A robot guided by software used by America’s space agency last year to map the surface of Mars will soon plunge into an even more hostile environment – the crumbling, radioactive tomb enclosing the melted core of Chernobyl’s damaged reactor.
The Pioneer, a $2.7 million U.S. robot built by the firm RedZone Robotics and fitted with cameras, sensors and navigation equipment designed by National Space and Aeronautic Administration and the Department of Energy, will probe the makeshift, crack-lined sarcophagus hastily erected 12 years ago over the severely damaged nuclear reactor.
The hope is that the machine will replace workers who now risk their lives by dashing inside the facility for seconds at a time to photograph its interior.
‘This system is basically a diagnostic tool that will go into places where human beings cannot go or can only go for very short periods of time for safety reasons,’ said Craig Smith, an engineer with the Lawrence Livermore National Laboratory, a Department of Energy lab that helped design the device.
The tomb surrounding remnants of Chernobyl’s Reactor No. 4 contains nearly 200 tons of nuclear fuel and up to 90 percent of the radiation released by the 1986 explosion. In January, Chernobyl officials warned that the structure could collapse, releasing 34 tons of radioactive dust into the atmosphere. Earlier this month, Britain’s Independent newspaper cited a study suggesting that radioactive elements from the sarcophagus may have penetrated Ukraine’s water supply.
Ukraine has put the cost of repairing the structure at $760 million, and industrialized nations have so far pledged $337 million toward that goal. But information on the tomb’s condition remains sketchy.
Pioneer should help rectify that by collecting and testing samples of the reactor’s concrete shielding while at the same time recording images using an updated version of the virtual-reality mapping software first tried by NASA during its Mars Pathfinder mission last year. Scientists will then use the data to develop a three-dimensional model of the sarcophagus interior and the damaged reactor core within. The information also will be used to model the effects of the tomb’s collapse. Last month, a Pioneer prototype was successfully linked to a Silicone Graphics Octane workstation. The next stage is to plug it into an Onyx-2 supercomputer that will perform the heavy number-crunching required.

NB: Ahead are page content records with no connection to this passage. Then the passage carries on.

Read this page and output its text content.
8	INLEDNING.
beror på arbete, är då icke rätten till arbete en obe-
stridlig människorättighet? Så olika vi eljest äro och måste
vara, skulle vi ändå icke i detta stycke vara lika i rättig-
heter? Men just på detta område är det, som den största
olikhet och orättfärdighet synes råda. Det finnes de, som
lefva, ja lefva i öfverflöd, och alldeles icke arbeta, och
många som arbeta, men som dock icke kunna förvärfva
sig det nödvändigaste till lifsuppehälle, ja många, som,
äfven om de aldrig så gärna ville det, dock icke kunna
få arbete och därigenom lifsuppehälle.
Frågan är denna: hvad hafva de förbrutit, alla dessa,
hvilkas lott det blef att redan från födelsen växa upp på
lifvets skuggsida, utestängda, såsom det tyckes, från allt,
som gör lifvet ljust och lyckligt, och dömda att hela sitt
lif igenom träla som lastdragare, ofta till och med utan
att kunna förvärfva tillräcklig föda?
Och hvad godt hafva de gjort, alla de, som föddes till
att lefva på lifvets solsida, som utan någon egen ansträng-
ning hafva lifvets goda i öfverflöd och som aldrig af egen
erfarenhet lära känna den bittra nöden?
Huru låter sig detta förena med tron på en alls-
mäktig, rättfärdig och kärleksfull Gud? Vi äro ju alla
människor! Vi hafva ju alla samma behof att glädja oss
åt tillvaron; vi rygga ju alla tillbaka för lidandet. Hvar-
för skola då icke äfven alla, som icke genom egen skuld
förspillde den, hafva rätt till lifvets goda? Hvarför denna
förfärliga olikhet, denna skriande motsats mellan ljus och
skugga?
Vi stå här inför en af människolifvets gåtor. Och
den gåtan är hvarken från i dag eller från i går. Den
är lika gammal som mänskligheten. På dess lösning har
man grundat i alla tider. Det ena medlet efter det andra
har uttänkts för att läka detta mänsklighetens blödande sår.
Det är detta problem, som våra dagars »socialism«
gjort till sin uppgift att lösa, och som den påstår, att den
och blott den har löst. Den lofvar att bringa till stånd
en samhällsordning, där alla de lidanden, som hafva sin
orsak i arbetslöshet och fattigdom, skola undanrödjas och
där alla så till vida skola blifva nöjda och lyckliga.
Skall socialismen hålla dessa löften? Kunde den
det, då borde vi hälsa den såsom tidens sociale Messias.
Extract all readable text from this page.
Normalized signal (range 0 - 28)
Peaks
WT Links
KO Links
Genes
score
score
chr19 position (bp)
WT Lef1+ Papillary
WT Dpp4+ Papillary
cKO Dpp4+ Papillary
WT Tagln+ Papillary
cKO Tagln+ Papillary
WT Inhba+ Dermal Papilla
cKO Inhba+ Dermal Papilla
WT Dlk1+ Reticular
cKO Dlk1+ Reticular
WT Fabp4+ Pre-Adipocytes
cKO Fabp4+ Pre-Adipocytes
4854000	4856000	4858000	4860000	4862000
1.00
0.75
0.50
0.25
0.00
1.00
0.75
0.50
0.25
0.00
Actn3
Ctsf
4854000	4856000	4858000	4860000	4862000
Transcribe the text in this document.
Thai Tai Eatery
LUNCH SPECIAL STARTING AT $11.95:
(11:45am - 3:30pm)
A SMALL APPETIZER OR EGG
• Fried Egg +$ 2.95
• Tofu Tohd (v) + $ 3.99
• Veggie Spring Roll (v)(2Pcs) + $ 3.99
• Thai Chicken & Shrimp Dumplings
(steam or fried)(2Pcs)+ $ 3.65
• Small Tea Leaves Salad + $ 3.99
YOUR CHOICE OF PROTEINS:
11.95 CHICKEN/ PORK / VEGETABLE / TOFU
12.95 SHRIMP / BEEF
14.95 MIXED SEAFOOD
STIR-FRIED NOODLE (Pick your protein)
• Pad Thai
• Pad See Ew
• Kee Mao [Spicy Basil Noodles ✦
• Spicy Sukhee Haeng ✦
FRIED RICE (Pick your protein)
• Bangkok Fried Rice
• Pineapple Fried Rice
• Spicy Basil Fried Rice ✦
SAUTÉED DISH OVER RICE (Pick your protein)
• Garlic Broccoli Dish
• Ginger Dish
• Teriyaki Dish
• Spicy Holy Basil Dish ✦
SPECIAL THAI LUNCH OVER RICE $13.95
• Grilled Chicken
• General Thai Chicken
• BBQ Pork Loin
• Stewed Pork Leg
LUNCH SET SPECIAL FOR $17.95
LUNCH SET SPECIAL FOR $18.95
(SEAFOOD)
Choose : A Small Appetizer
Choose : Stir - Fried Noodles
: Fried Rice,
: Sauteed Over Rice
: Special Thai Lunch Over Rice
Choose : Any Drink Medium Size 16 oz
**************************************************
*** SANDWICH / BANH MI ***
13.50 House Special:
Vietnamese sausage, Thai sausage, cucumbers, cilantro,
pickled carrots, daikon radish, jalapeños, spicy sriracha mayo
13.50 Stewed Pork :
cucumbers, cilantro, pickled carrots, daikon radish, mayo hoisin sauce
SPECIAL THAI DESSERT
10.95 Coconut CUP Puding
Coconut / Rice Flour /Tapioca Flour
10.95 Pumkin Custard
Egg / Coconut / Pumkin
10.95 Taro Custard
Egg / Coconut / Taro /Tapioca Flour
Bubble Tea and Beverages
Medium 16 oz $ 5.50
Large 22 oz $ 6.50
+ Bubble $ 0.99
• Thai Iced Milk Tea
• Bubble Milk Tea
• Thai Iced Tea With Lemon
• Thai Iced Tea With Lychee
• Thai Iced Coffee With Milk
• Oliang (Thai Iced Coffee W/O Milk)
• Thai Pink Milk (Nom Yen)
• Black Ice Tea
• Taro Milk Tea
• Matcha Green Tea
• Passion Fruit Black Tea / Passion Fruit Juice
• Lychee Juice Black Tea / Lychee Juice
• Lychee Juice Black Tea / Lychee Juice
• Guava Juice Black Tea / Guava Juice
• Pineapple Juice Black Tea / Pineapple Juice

The Ukrainian response to the project has thus far been lukewarm.
Artur Korneev, deputy chief for operations at the sarcophagus, told the Post Ukraine ‘does not really need’ the Pioneer robot urgently, adding that the undertaking was more useful to U.S. scientists eager to test their latest technical designed RBMK reactor exploded in the early hours of April 26, 1986, spreading a poisonous radioactive cloud from its location 140 kilometers north of Kyiv across Europe, with tragic environmental and human consequences. The disaster was first hushed up by the Soviet authorities. But a few days later, in the first major test for Soviet leader Mikhail Gorbachev’s policy of ‘glasnost’, or ‘openness’, hundreds of thousands of people in Ukraine and neighboring Belarus were moved from land contaminated by the disaster.
Twelve years on, radiation continues to poison the land. ‘For this period the frequency of diseases has grown 3.9 times,’ the Health Ministry said in a statement on Wednesday.
On Tuesday, Vladimir Kholosha, the deputy emergency situations minister, said the Chernobyl disaster had cost Ukraine over $120 billion in economic damages since 1986, from lost crops to lost power.
According to the Health Ministry, the death rate in 1997 among those who remained in contaminated zones was 18 percent higher than the national average.
Radiation has increased the incidence of diseases affecting the respiratory, nervous and digestive systems, with children the worst hit – thyroid cancers among children are 10 times the 1986 level.
‘From 1981 to 1985, there were about five cases of thyroid cancer among children each year,’ said Valery Tereshenko, a doctor and an official spokesman for Chernobyl issues. ‘Now we have 50 each year,’ he said, adding the incidence of thyroid cancers was only likely to decrease after 2001-5.
Kholosha told the news conference on Wednesday he had only $7.5 million to spend on hospitals and medicines in the affected area, with even this paltry sum under threat from a cash-strapped government desperate for funds to pay wage and pension debts.
The total number of deaths from the disaster is estimated by the Health Ministry at 3,576, with 797 of them emergency workers sent in to clean up the contaminated area. Chernobyl is supposed to close in 2000.
But earlier this month Ukrainian President Leonid Kuchma threatened to keep it running after 2000 if Western nations fail to stump up $1.6 billion dollars in loans needed to complete two new nuclear power plants in the west of the country.
Ukraine says it needs the two new plants, both 85 percent complete, to replace Chernobyl’s generating capacity. The plant’s third reactor is due to go back into operation next month.